Dairy names upheld by European courtDairy names upheld by European court
NMPF continues to advocate for FDA to uphold U.S. laws regarding plant-based products using dairy terms.
June 15, 2017
The European Union Court of Justice announced Wednesday that plant-based products cannot be marketed using common dairy terms such as milk, cream, butter, cheese or yogurt, which, under EU law, are reserved for animal products.
The case was between Verband Sozialer Wettbewerb eV and German company TofuTown GmbH, which produces and distributes vegetarian and vegan foods such as Soyatoo Tofu butter, plant-based cheese, veggie cheese and other similar designations.
Alexander Anton, secretary general of the European Dairy Assn., said the ruling protects European consumers. “The unique and natural blend of micro- and macro-nutrients of milk and dairy products cannot be matched by any plant-based products,” Anton was quoted as saying in a report posted on DairyReporter.com. “Even in explaining the difference on the packaging, those plant-based products are not allowed to misuse our dairy terms for marketing their products.”

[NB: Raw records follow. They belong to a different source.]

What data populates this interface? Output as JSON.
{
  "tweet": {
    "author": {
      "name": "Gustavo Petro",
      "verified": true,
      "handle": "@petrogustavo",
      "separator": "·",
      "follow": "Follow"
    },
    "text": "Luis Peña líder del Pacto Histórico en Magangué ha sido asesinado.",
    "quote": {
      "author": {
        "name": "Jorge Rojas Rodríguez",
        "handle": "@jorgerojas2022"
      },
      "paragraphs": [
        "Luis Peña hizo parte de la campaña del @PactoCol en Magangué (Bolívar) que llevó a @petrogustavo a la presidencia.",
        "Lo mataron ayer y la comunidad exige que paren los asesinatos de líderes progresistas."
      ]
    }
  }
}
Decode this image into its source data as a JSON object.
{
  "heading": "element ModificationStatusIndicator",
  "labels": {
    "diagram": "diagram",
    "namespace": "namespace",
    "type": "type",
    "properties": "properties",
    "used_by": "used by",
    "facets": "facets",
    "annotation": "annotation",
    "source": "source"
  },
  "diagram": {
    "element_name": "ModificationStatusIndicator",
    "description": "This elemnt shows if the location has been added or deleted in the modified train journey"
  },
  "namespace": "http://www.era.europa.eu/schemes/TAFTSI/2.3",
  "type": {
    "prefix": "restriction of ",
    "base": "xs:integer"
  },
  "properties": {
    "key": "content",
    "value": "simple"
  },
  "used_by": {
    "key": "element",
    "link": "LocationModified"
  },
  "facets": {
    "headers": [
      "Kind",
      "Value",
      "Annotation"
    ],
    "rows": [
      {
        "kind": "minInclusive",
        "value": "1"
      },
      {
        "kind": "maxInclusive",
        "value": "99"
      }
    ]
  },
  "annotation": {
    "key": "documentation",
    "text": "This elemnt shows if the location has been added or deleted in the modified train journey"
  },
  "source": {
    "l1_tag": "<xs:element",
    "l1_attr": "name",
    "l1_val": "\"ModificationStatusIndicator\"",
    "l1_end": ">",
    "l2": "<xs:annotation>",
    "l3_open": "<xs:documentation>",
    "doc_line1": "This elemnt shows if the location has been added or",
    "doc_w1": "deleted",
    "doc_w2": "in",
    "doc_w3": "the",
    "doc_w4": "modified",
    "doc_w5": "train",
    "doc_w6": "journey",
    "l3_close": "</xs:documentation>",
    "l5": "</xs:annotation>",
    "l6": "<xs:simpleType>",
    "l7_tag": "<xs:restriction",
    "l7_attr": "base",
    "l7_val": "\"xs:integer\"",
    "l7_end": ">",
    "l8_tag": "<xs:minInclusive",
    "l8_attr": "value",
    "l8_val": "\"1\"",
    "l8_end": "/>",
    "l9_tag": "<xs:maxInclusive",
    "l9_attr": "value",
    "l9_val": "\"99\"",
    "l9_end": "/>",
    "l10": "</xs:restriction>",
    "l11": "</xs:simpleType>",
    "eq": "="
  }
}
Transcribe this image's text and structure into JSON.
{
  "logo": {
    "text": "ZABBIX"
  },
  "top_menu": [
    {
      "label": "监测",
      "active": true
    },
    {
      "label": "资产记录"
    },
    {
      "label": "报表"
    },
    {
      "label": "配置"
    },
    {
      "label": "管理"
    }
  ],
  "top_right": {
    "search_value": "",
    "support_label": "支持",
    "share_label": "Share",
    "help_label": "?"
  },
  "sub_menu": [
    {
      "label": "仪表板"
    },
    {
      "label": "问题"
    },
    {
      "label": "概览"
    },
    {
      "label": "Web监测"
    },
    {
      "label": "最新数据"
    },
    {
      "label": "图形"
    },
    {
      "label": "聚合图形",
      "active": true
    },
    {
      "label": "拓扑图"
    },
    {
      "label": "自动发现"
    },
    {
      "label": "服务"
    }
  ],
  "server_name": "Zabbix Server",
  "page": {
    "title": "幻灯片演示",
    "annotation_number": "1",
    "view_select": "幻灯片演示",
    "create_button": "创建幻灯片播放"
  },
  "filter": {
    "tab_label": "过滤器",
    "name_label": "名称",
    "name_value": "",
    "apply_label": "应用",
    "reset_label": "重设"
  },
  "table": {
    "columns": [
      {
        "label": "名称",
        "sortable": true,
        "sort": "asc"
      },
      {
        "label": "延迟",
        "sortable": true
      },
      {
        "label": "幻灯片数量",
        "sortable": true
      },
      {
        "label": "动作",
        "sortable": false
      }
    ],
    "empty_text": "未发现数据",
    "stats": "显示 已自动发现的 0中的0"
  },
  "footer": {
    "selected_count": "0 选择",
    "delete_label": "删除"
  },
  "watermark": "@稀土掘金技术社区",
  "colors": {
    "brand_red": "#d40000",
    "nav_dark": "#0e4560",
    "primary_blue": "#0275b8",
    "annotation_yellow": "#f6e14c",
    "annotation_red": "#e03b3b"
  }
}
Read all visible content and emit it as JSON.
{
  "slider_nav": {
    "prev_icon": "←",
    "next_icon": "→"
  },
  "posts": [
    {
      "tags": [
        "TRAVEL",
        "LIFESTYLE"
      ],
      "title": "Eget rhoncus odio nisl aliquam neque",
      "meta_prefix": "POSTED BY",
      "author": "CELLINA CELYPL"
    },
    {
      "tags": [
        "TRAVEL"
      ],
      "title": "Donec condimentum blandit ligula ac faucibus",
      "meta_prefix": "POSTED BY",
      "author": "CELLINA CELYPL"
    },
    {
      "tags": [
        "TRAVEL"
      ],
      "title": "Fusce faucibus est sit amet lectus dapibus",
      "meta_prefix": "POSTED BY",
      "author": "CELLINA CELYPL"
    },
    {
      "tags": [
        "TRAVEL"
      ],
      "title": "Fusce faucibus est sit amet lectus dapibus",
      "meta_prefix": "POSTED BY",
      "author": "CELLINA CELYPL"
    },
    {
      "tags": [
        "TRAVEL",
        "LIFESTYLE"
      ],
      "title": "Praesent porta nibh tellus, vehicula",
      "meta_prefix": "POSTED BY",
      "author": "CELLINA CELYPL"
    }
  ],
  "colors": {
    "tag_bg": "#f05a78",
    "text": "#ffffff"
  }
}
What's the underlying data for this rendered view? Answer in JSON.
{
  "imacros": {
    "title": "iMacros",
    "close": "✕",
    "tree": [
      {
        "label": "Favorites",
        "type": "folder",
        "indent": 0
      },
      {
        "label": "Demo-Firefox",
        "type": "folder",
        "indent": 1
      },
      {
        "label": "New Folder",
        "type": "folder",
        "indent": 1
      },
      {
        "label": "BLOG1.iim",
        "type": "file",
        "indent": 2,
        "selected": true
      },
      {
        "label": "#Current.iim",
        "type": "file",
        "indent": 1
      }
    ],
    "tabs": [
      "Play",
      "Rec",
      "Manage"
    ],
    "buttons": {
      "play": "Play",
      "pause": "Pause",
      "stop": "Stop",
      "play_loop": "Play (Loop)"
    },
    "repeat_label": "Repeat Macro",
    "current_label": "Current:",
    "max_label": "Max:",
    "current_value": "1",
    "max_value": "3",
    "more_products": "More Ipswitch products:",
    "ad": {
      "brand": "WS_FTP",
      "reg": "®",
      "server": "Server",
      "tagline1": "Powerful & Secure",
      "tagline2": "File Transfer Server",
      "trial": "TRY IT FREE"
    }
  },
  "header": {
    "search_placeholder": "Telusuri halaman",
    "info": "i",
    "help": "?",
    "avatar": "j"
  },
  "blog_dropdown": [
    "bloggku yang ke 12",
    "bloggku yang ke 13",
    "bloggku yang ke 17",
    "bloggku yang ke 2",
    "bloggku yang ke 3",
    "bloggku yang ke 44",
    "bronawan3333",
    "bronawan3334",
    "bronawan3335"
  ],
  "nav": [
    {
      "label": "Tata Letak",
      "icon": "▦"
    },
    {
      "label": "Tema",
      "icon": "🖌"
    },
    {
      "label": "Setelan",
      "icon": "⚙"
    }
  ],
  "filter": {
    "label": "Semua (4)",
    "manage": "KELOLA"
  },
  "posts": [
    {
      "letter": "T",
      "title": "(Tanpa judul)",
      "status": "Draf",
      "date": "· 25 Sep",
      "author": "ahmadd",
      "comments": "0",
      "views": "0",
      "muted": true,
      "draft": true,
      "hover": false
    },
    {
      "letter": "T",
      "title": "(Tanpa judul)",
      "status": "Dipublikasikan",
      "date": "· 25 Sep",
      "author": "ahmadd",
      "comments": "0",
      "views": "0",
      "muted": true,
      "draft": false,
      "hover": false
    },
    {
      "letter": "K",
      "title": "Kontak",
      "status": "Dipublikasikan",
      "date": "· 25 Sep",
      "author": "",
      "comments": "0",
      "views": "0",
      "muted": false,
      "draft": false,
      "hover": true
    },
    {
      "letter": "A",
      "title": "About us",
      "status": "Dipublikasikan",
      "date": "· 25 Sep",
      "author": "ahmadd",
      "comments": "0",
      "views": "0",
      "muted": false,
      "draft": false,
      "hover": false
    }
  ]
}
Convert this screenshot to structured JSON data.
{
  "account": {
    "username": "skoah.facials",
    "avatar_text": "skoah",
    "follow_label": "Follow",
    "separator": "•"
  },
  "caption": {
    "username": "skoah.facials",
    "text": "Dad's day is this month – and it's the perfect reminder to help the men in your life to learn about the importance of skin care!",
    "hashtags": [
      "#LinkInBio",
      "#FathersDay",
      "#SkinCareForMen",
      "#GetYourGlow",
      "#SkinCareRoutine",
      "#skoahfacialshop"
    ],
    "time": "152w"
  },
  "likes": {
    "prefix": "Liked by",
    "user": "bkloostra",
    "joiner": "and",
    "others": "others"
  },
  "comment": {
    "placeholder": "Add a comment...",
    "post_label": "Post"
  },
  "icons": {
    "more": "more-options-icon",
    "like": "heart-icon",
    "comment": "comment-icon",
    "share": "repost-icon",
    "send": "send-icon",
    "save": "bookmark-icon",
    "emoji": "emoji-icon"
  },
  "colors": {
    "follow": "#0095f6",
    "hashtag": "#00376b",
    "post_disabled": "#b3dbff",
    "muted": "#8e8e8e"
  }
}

The fight over dairy terms remains a hot topic in the U.S. too. The National Milk Producers Federation (NMPF) this week was on Capitol Hill, where its members continued to lobby for the DAIRY PRIDE Act -- legislation that would require the U.S. Food & Drug Administration to enforce existing food standards specifying that dairy terms such as milk, cheese, yogurt and ice cream should be used only for foods made from real milk.
In May, state milk regulators requested that FDA work with them to enforce the proper use of milk and milk product labeling terms, especially those meant to distinguish between real dairy products and plant-based imitators -- a development NMPF hailed as “the strongest statement yet that the abuse of dairy terms has gone too far.”
During the National Conference on Interstate Milk Shipments, state milk safety regulators voted unanimously in favor of a resolution intended to clarify the responsibilities of FDA and state programs in ensuring the proper use of standardized dairy product names.
“The state agencies, through their vote today, acknowledged that more effort is needed from FDA to clarify the role of state milk regulatory programs in assuring the proper use of the standardized names of milk and milk products,” said Dr. Beth Briczinski, NMPF director of dairy foods and nutrition. “FDA needs to stop picking and choosing which regulations it wants to enforce.”
For example, FDA’s standards of identity specify that milk is the product of cows and other dairy animals and that yogurt is the product obtained exclusively from the culturing of dairy ingredients. Absent any regulatory consistency about how these label terms are applied, “consumers are bound to be confused and misled by the growing variance in the nutritional and compositional content of imitation foods made from nuts, seeds and grains but purporting to be dairy products,” Briczinski said.
A renewed emphasis by FDA on the regulation of dairy terms would bring the U.S. into closer alignment with how the issue is handled in other countries, Briczinski noted. Canada, the U.K. and the EU “do not allow plant-based imitators to call themselves 'milk' on their packages. We have the same regulation on the books in the United States, but there has been no effort to enforce that policy.”